Want to Save for Retirement Tax-Free?

If you are thinking about skipping a 2016 IRA contribution because it’s not tax deductible – Think Again! Contributing to a non-deductible traditional or Roth IRA means growth that is never taxed. The earlier you begin investing in an IRA the longer you receive the benefit of tax-free growth.

 

Three common questions about IRAs:

 

How Much Can I Contribute?

Your maximum contribution amount for 2016 is $5,500 and an additional $1,000 for ages 50 or above. The contribution amount is based on filing status and modified adjusted gross income. For example, in 2016 a single taxpayer can make the maximum contribution up to a modified adjusted gross income amount of $117,000. Contributions are reduced the higher the income. In addition, don’t forget about checking with your employer to see if you can contribute any more into your employer- sponsored §401(k) plan, §403(b) plan or §457(b) plan before the year ends.

 

Can I Convert a Traditional IRA to a Roth?

If your income decreases and you fall into a lower bracket you could consider “converting” nondeductible traditional IRA funds into a Roth IRA and pay less tax in the year of conversion. You could pay less tax on the growth or perhaps no tax if your income has really dipped in a particular year or years. The conversion can be done in pieces and is not an all or nothing approach.

 

What About Distributions?

When you do start taking distributions on your IRA after age 59½, only some of it will be taxed and some will be a tax-free return of your investment. Distributions taken before age 59½ are subject to a 10% early withdrawal penalty.

 

These plans allow tax deferral and permit tax savings in the current year with the growth deferred into another period when distributions are received.
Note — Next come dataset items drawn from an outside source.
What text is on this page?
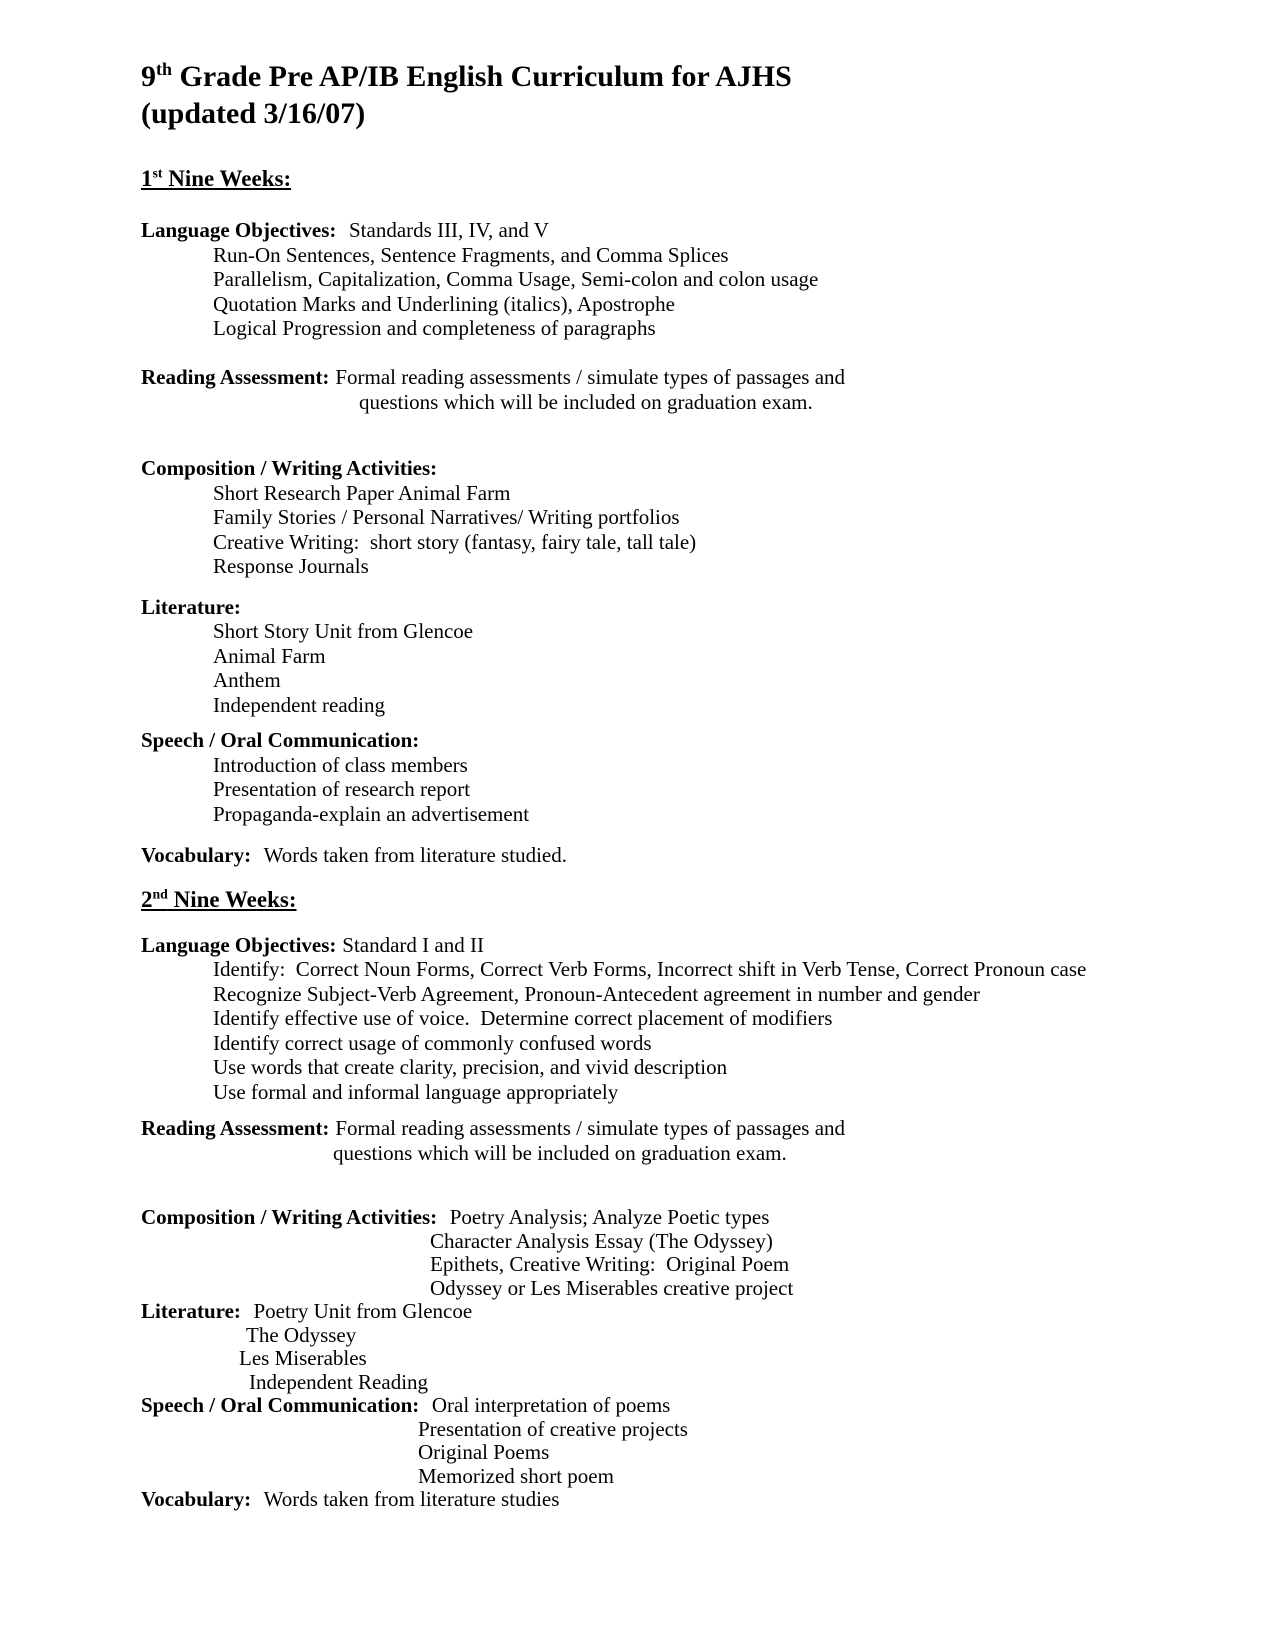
9th Grade Pre AP/IB English Curriculum for AJHS
(updated 3/16/07)
1st Nine Weeks:
Language Objectives: Standards III, IV, and V
Run-On Sentences, Sentence Fragments, and Comma Splices
Parallelism, Capitalization, Comma Usage, Semi-colon and colon usage
Quotation Marks and Underlining (italics), Apostrophe
Logical Progression and completeness of paragraphs
Reading Assessment: Formal reading assessments / simulate types of passages and
questions which will be included on graduation exam.
Composition / Writing Activities:
Short Research Paper Animal Farm
Family Stories / Personal Narratives/ Writing portfolios
Creative Writing:  short story (fantasy, fairy tale, tall tale)
Response Journals
Literature:
Short Story Unit from Glencoe
Animal Farm
Anthem
Independent reading
Speech / Oral Communication:
Introduction of class members
Presentation of research report
Propaganda-explain an advertisement
Vocabulary: Words taken from literature studied.
2nd Nine Weeks:
Language Objectives: Standard I and II
Identify:  Correct Noun Forms, Correct Verb Forms, Incorrect shift in Verb Tense, Correct Pronoun case
Recognize Subject-Verb Agreement, Pronoun-Antecedent agreement in number and gender
Identify effective use of voice.  Determine correct placement of modifiers
Identify correct usage of commonly confused words
Use words that create clarity, precision, and vivid description
Use formal and informal language appropriately
Reading Assessment: Formal reading assessments / simulate types of passages and
questions which will be included on graduation exam.
Composition / Writing Activities: Poetry Analysis; Analyze Poetic types
Character Analysis Essay (The Odyssey)
Epithets, Creative Writing:  Original Poem
Odyssey or Les Miserables creative project
Literature: Poetry Unit from Glencoe
The Odyssey
Les Miserables
Independent Reading
Speech / Oral Communication: Oral interpretation of poems
Presentation of creative projects
Original Poems
Memorized short poem
Vocabulary: Words taken from literature studies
For issues and questions dealing with a Roth IRA, nondeductible IRA and employer sponsored plans, contact me for more details.

Are Those Year-end Donations Deductible?

This late in the year, you might think it’s too late to lower your 2016 tax bill. Maybe not!

 

Lower your taxes and warm your heart at the same time by making charitable contributions before year-end. Taxpayers may be able to deduct contributions to qualified charities. How do you know that a charity is qualified and your donation is deductible?

 

Answers to three common questions determine whether a donation is tax deductible:

 

Is the Charity Qualified?

 

Only donations to qualified charities with an IRS exemption designation are tax deductible. Qualified charities include humanitarian, religious, educational, scientific, and cruelty-prevention organizations. A list of qualified charities is posted in the IRS’ “Exempt Organizations Select Check” tool at http://bit.ly/1g0xhkc.

 

Who Can Take a Deduction?

 

Charitable donations are only deductible for taxpayers who itemize their deductions using IRS Schedule A. Donations must be acknowledged in writing by the charity. Donations of $250 or more must be supported by a letter from the charity stating the date and amount of the donation, reduced by the value of anything in received by the donor in return, such as a fundraising dinner.

 

What about Non-Cash Donations?

 

Donations don’t have to be financial. Items such as clothing, household goods, vehicles, stock, or real estate, can also be donated. In general, clothing and household items can only be deducted if they are in good usable condition. The deduction per items is based on the “thrift shop” value. Donated vehicles valued at more than $500 and donated property valued at over $5,000 are subject to more rules and limits.